Seton Hall (20-7, 12-3) was sharp from the outset, racing out to a 16-6 edge just 7:31 in, building the kind of lead it has allowed its opponent to create. The lead grew to 14 after a Mamukelashvili slam and was 17 when Mamukelashvili scored inside again. St. John’s (14-13, 3-11), meanwhile, couldn’t throw the ball in the ocean, missing 17 of its first 20 shots from the field and was limited to 33.8 percent shooting overall from the field. Leading scorer LJ Figueroa scored 19 points, but was inefficient, needing 17 shots.
“Being up 14 at half, that was like being up 30, to be honest with you,” Willard said. “It was just a different feeling.”

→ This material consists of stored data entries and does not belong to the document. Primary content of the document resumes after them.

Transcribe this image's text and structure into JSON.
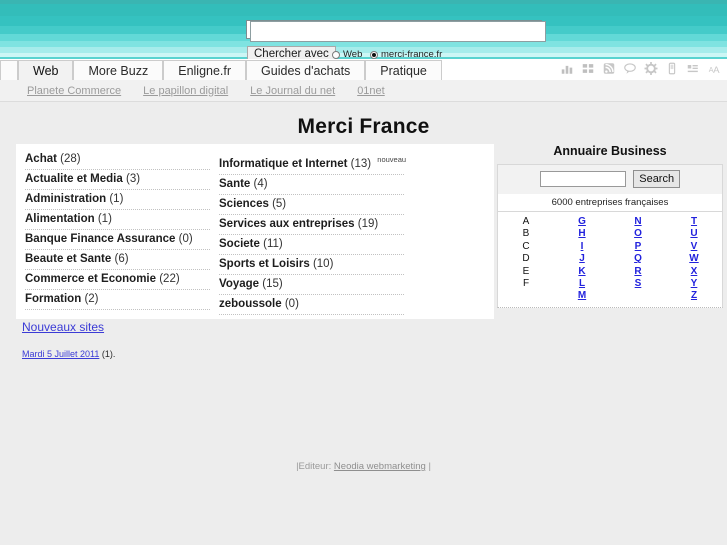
{
  "banner": {
    "search": {
      "value": "",
      "placeholder": "",
      "submit_label": "Chercher avec",
      "scopes": [
        {
          "label": "Web",
          "selected": false
        },
        {
          "label": "merci-france.fr",
          "selected": true
        }
      ]
    }
  },
  "tabs": [
    {
      "label": "Web",
      "active": true
    },
    {
      "label": "More Buzz",
      "active": false
    },
    {
      "label": "Enligne.fr",
      "active": false
    },
    {
      "label": "Guides d'achats",
      "active": false
    },
    {
      "label": "Pratique",
      "active": false
    }
  ],
  "toolbar_icons": [
    "bar-chart-icon",
    "grid-blocks-icon",
    "rss-feed-icon",
    "comment-bubble-icon",
    "gear-icon",
    "mobile-device-icon",
    "list-view-icon",
    "text-size-icon"
  ],
  "sublinks": [
    {
      "label": "Planete Commerce"
    },
    {
      "label": "Le papillon digital"
    },
    {
      "label": "Le Journal du net"
    },
    {
      "label": "01net"
    }
  ],
  "page": {
    "title": "Merci France"
  },
  "categories": {
    "column_left": [
      {
        "name": "Achat",
        "count": "(28)",
        "badge": ""
      },
      {
        "name": "Actualite et Media",
        "count": "(3)",
        "badge": ""
      },
      {
        "name": "Administration",
        "count": "(1)",
        "badge": ""
      },
      {
        "name": "Alimentation",
        "count": "(1)",
        "badge": ""
      },
      {
        "name": "Banque Finance Assurance",
        "count": "(0)",
        "badge": ""
      },
      {
        "name": "Beaute et Sante",
        "count": "(6)",
        "badge": ""
      },
      {
        "name": "Commerce et Economie",
        "count": "(22)",
        "badge": ""
      },
      {
        "name": "Formation",
        "count": "(2)",
        "badge": ""
      }
    ],
    "column_right": [
      {
        "name": "Informatique et Internet",
        "count": "(13)",
        "badge": "nouveau"
      },
      {
        "name": "Sante",
        "count": "(4)",
        "badge": ""
      },
      {
        "name": "Sciences",
        "count": "(5)",
        "badge": ""
      },
      {
        "name": "Services aux entreprises",
        "count": "(19)",
        "badge": ""
      },
      {
        "name": "Societe",
        "count": "(11)",
        "badge": ""
      },
      {
        "name": "Sports et Loisirs",
        "count": "(10)",
        "badge": ""
      },
      {
        "name": "Voyage",
        "count": "(15)",
        "badge": ""
      },
      {
        "name": "zeboussole",
        "count": "(0)",
        "badge": ""
      }
    ]
  },
  "annuaire": {
    "title": "Annuaire Business",
    "search_value": "",
    "search_button": "Search",
    "count_text": "6000 entreprises françaises",
    "alpha_columns": [
      {
        "is_link": false,
        "letters": [
          "A",
          "B",
          "C",
          "D",
          "E",
          "F"
        ]
      },
      {
        "is_link": true,
        "letters": [
          "G",
          "H",
          "I",
          "J",
          "K",
          "L",
          "M"
        ]
      },
      {
        "is_link": true,
        "letters": [
          "N",
          "O",
          "P",
          "Q",
          "R",
          "S"
        ]
      },
      {
        "is_link": true,
        "letters": [
          "T",
          "U",
          "V",
          "W",
          "X",
          "Y",
          "Z"
        ]
      }
    ]
  },
  "new_sites": {
    "heading": "Nouveaux sites",
    "date_label": "Mardi 5 Juillet 2011",
    "date_count": " (1)."
  },
  "footer": {
    "prefix": "|Editeur: ",
    "editor_link": "Neodia webmarketing",
    "suffix": " |"
  },
  "colors": {
    "banner_teal": "#33bdba",
    "banner_light": "#ccf6f5",
    "link_blue": "#2222dd",
    "page_bg": "#ededed"
  }
}
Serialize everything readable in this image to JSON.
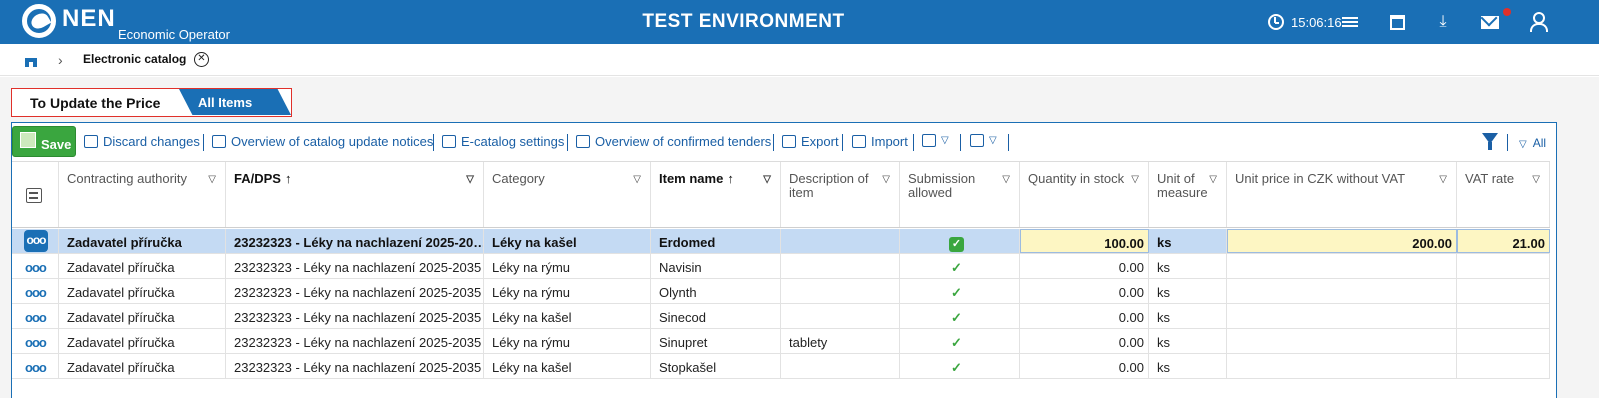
{
  "header": {
    "logo": "NEN",
    "subtitle": "Economic Operator",
    "environment": "TEST ENVIRONMENT",
    "time": "15:06:16"
  },
  "breadcrumb": {
    "label": "Electronic catalog"
  },
  "tabs": {
    "price": "To Update the Price",
    "all": "All Items"
  },
  "toolbar": {
    "save": "Save",
    "discard": "Discard changes",
    "overview_notices": "Overview of catalog update notices",
    "settings": "E-catalog settings",
    "overview_tenders": "Overview of confirmed tenders",
    "export": "Export",
    "import": "Import",
    "filter_all": "All"
  },
  "columns": {
    "authority": "Contracting authority",
    "fadps": "FA/DPS",
    "category": "Category",
    "item_name": "Item name",
    "description": "Description of item",
    "submission": "Submission allowed",
    "quantity": "Quantity in stock",
    "unit": "Unit of measure",
    "price": "Unit price in CZK without VAT",
    "vat": "VAT rate"
  },
  "rows": [
    {
      "authority": "Zadavatel příručka",
      "fadps": "23232323 - Léky na nachlazení 2025-20…",
      "category": "Léky na kašel",
      "name": "Erdomed",
      "desc": "",
      "qty": "100.00",
      "unit": "ks",
      "price": "200.00",
      "vat": "21.00"
    },
    {
      "authority": "Zadavatel příručka",
      "fadps": "23232323 - Léky na nachlazení 2025-2035",
      "category": "Léky na rýmu",
      "name": "Navisin",
      "desc": "",
      "qty": "0.00",
      "unit": "ks",
      "price": "",
      "vat": ""
    },
    {
      "authority": "Zadavatel příručka",
      "fadps": "23232323 - Léky na nachlazení 2025-2035",
      "category": "Léky na rýmu",
      "name": "Olynth",
      "desc": "",
      "qty": "0.00",
      "unit": "ks",
      "price": "",
      "vat": ""
    },
    {
      "authority": "Zadavatel příručka",
      "fadps": "23232323 - Léky na nachlazení 2025-2035",
      "category": "Léky na kašel",
      "name": "Sinecod",
      "desc": "",
      "qty": "0.00",
      "unit": "ks",
      "price": "",
      "vat": ""
    },
    {
      "authority": "Zadavatel příručka",
      "fadps": "23232323 - Léky na nachlazení 2025-2035",
      "category": "Léky na rýmu",
      "name": "Sinupret",
      "desc": "tablety",
      "qty": "0.00",
      "unit": "ks",
      "price": "",
      "vat": ""
    },
    {
      "authority": "Zadavatel příručka",
      "fadps": "23232323 - Léky na nachlazení 2025-2035",
      "category": "Léky na kašel",
      "name": "Stopkašel",
      "desc": "",
      "qty": "0.00",
      "unit": "ks",
      "price": "",
      "vat": ""
    }
  ]
}
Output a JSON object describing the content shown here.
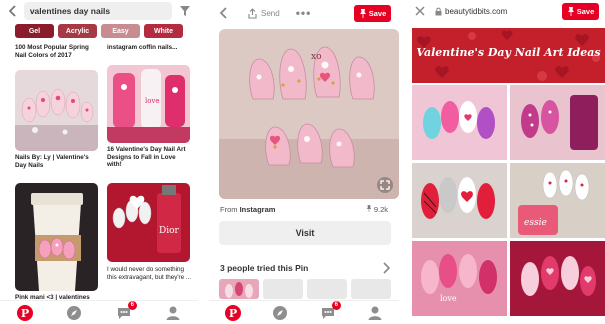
{
  "search_panel": {
    "query": "valentines day nails",
    "chips": [
      "Gel",
      "Acrylic",
      "Easy",
      "White"
    ],
    "captions": {
      "top_left": "100 Most Popular Spring Nail Colors of 2017",
      "top_right": "instagram coffin nails...",
      "mid_left": "Nails By: Ly | Valentine's Day Nails",
      "mid_right": "16 Valentine's Day Nail Art Designs to Fall in Love with!",
      "bottom_right": "I would never do something this extravagant, but they're ...",
      "bottom_left": "Pink mani <3 | valentines"
    },
    "tabs": {
      "messages_badge": "6"
    }
  },
  "pin_panel": {
    "send_label": "Send",
    "save_label": "Save",
    "from_prefix": "From",
    "from_source": "Instagram",
    "save_count": "9.2k",
    "visit_label": "Visit",
    "tried_label": "3 people tried this Pin",
    "tabs": {
      "messages_badge": "6"
    }
  },
  "browser_panel": {
    "url": "beautytidbits.com",
    "save_label": "Save",
    "banner_title": "Valentine's Day Nail Art Ideas"
  },
  "colors": {
    "pinterest_red": "#e60023",
    "chip_dark": "#8a1c2b",
    "banner_red": "#c4202c"
  }
}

The feeling this week wasn’t different — it was what most of this season has felt like for the Pirates. Last week, Seton Hall hopes, was an anomaly.
“We needed this week to get back on track,” Mamukelashvili said.
It sets Seton Hall up for a big finish. It visits No. 19 Marquette next Saturday for reigning Big East Player of the Year Markus Howard’s Senior Day. That’s followed by Villanova coming to Newark for Powell’s Senior Day and a trip to Creighton for a showdown that could decide the league crown.
Willard described it as “three monsters,” but also three opportunities for Seton Hall to bolster its already formidable NCAA Tournament résumé. Now the Pirates will enter that daunting stretch with momentum.
“I still don’t feel like we’re at our best and I feel like March is going to be a good month for us,” Powell said. “We’ve still got a lot left in the tank.”